Currently, most projects that enhance Bitcoin's programmability rely on layer 2 (L2) solutions. However, this approach often requires users to trust cross-chain bridges, which has become a significant barrier to acquiring users and liquidity. Additionally, Bitcoin's lack of a native virtual machine or programmability makes trustless communication between L2 and L1 difficult.

In this context, some innovative projects are attempting to enhance the Programmability of Bitcoin based on its native attributes. RGB, RGB++, and Arch Network are such attempts, as they provide Bitcoin with the capability for smart contracts and complex transactions through different methods:

1. RGB implements smart contracts through off-chain client validation, recording state changes in Bitcoin's UTXO. Although it has certain privacy advantages, it is complex to operate, lacks programmability of contracts, and develops relatively slowly.

2. RGB++ is an improvement on RGB, providing a cross-chain solution for metadata assets by using the chain itself as a consensus client validator, and supporting the transfer of any UTXO structure chain.

3. Arch Network provides a native smart contract solution for Bitcoin, creating a ZK virtual machine and corresponding validator node network, and records state changes and asset stages in Bitcoin transactions through aggregated transactions.

RGB adopts an off-chain verification method, moving the verification of token transfers from the Bitcoin consensus layer to off-chain, where it is validated by specific transaction-related clients. This method, while enhancing privacy and efficiency, also makes it difficult for third parties to view transactions, leading to complicated operations and development challenges. RGB introduces the concept of single-use seals, where each UTXO can only be spent once, providing an effective state management mechanism for smart contracts.

RGB++ builds on RGB with innovations, utilizing Turing-complete UTXO chains (such as CKB) to handle off-chain data and smart contracts, while ensuring security through isomorphic binding to BTC. This approach not only enhances the programmability of Bitcoin but also extends to all Turing-complete UTXO chains, boosting cross-chain interoperability and asset liquidity. RGB++ achieves bridge-less cross-chain interactions through UTXO isomorphic binding, avoiding the "fake coin" problem of traditional cross-chain bridges, ensuring the authenticity and consistency of assets.

The Arch Network consists of the Arch zkVM and a verification node network, utilizing zero-knowledge proofs and a decentralized verification network to ensure the security and privacy of smart contracts. The Arch zkVM executes smart contracts and generates zero-knowledge proofs using RISC Zero ZKVM, which are verified by a decentralized network of verification nodes. The system operates based on the UTXO model, encapsulating the state of smart contracts in State UTXOs, while Asset UTXOs are used to represent Bitcoin or other tokens. The Arch verification network verifies the ZKVM content through randomly selected leader nodes and aggregates node signatures using the FROST signature scheme, ultimately broadcasting the transaction to the Bitcoin network.

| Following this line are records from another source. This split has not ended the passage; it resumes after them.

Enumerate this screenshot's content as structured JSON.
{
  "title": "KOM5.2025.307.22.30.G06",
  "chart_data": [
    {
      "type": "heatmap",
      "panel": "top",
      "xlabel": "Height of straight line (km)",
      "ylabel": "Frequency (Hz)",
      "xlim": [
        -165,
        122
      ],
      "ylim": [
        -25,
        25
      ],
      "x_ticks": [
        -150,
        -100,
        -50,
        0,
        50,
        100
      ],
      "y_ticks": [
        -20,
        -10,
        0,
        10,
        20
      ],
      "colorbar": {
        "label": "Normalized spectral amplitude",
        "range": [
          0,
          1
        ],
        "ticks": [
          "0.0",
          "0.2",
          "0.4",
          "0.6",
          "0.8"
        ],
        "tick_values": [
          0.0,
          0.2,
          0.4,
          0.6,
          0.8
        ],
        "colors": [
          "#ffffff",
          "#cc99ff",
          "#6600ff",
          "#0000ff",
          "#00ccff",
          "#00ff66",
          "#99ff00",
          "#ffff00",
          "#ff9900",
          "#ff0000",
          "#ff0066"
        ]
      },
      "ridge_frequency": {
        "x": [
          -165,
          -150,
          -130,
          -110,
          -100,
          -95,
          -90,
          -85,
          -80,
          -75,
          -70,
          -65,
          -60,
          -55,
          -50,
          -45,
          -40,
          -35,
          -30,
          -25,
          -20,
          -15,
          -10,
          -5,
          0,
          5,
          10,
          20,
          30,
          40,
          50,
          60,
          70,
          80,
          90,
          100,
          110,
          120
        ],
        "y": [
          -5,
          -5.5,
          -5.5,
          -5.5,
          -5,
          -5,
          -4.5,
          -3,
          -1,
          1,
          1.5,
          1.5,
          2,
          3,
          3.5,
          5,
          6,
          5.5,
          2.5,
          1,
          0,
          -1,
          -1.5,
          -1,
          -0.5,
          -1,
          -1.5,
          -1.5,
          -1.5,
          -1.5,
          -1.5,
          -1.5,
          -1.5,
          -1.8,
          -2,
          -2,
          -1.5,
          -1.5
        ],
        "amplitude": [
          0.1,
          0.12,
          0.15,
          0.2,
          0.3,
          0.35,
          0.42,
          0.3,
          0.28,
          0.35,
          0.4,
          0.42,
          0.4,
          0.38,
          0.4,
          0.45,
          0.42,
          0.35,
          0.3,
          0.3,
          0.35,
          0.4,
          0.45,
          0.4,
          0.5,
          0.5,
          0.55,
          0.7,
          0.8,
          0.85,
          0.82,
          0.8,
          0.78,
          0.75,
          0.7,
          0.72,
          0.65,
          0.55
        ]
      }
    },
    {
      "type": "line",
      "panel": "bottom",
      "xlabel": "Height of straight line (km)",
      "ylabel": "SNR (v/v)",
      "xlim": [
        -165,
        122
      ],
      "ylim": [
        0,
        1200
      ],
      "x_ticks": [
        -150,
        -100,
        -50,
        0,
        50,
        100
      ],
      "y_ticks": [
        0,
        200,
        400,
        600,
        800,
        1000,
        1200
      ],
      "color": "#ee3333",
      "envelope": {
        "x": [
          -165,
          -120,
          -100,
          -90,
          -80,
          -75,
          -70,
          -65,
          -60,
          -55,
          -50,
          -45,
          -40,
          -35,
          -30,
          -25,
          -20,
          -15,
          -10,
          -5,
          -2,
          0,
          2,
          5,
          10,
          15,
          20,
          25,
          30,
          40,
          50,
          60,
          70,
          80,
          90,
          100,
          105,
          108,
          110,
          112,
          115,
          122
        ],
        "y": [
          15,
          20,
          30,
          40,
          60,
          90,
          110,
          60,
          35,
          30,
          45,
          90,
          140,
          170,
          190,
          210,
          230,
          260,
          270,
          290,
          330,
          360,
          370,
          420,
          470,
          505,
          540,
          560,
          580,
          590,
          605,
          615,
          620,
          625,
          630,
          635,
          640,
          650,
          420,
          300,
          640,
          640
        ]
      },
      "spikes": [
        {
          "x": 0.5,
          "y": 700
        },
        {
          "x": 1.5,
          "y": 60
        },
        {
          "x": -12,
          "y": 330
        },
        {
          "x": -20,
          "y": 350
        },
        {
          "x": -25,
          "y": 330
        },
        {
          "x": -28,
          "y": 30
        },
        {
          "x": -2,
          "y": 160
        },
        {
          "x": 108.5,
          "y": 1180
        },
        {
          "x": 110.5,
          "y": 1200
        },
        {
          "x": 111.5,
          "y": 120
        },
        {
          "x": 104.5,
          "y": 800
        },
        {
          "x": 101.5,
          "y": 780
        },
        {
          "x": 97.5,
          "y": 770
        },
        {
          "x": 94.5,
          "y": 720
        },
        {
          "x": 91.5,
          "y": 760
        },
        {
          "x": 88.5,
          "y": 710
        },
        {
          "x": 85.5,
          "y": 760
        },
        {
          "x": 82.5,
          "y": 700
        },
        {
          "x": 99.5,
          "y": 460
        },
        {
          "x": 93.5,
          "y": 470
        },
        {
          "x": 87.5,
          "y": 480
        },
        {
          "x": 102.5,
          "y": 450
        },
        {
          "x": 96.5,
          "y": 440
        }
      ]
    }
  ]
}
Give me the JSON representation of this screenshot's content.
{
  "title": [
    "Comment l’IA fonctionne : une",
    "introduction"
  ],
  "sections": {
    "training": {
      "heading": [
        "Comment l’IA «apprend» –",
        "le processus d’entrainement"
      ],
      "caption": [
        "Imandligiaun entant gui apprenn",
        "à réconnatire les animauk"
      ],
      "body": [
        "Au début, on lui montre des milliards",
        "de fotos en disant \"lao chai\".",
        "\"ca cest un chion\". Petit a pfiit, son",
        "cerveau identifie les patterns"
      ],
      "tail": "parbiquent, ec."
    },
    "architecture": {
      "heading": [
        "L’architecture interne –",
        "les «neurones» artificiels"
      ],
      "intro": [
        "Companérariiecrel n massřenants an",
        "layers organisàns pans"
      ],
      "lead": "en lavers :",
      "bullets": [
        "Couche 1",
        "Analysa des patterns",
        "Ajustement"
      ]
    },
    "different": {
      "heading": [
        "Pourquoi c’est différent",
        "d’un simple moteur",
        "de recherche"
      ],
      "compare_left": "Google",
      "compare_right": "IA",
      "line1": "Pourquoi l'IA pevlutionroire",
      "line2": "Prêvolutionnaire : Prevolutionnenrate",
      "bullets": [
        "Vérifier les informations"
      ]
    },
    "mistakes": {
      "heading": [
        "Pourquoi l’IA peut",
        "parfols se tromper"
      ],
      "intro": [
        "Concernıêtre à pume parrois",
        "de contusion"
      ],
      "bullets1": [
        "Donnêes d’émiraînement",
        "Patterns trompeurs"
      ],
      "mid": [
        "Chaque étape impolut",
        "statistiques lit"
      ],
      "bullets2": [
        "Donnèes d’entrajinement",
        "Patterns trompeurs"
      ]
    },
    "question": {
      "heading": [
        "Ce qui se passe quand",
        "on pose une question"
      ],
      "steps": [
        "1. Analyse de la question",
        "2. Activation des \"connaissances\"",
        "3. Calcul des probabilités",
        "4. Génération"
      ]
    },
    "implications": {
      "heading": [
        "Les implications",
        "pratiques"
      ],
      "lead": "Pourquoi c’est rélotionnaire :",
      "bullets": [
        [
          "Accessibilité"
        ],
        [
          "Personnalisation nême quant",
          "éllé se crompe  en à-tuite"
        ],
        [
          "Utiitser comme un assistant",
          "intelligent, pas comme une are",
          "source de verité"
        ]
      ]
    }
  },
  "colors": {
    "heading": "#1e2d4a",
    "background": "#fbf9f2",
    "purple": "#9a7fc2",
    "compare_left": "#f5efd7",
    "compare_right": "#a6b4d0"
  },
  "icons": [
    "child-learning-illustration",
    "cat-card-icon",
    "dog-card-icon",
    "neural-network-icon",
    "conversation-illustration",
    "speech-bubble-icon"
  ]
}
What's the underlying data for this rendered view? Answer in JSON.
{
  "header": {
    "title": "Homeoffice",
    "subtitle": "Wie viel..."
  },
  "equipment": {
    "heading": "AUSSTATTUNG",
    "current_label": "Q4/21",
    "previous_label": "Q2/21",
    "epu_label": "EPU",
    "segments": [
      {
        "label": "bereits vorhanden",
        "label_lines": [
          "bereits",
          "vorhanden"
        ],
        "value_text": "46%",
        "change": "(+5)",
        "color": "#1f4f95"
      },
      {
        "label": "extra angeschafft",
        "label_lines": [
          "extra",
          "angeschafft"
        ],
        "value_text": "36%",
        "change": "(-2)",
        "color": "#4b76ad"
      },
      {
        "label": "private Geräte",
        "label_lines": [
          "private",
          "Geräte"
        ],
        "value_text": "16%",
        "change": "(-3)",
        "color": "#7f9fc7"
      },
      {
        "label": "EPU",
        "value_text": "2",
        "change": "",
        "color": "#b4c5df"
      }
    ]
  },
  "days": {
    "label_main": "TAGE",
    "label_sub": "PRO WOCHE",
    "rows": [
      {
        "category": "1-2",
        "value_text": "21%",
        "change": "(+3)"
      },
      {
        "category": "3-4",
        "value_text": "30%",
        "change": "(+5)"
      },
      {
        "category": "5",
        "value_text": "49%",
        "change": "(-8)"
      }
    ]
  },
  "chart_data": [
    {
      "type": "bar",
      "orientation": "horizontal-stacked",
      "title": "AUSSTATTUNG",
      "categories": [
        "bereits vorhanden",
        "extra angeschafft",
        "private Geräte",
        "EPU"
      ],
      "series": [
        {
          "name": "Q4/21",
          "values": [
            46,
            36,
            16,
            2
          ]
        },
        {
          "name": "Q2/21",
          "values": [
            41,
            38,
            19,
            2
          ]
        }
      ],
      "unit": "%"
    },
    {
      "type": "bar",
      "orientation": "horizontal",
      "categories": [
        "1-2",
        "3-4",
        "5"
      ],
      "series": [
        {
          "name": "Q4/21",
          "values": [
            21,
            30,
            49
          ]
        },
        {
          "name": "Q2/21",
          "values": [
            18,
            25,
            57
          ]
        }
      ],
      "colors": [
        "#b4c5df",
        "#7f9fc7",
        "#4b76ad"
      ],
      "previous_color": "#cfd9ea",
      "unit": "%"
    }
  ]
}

Although these solutions each have their own characteristics, they all continue the idea of binding UTXO, using the one-time use property of UTXO to record the state of smart contracts. However, they also face some common challenges, such as poor user experience, long confirmation delays, and low performance. In particular, Arch and RGB mainly expand functionality rather than improve performance, while RGB++ improves user experience by introducing high-performance UTXO chains, but it also brings additional security assumptions.

As more developers join the Bitcoin community, we expect to see more innovative scaling solutions emerge. Currently, the op-cat upgrade proposal is actively being discussed. It is worth paying attention to those solutions that align with Bitcoin's native properties, especially the UTXO binding method, which provides the most effective way to expand Bitcoin's programmability without upgrading the Bitcoin network. If user experience issues can be resolved, this will bring a significant breakthrough for the development of Bitcoin smart contracts.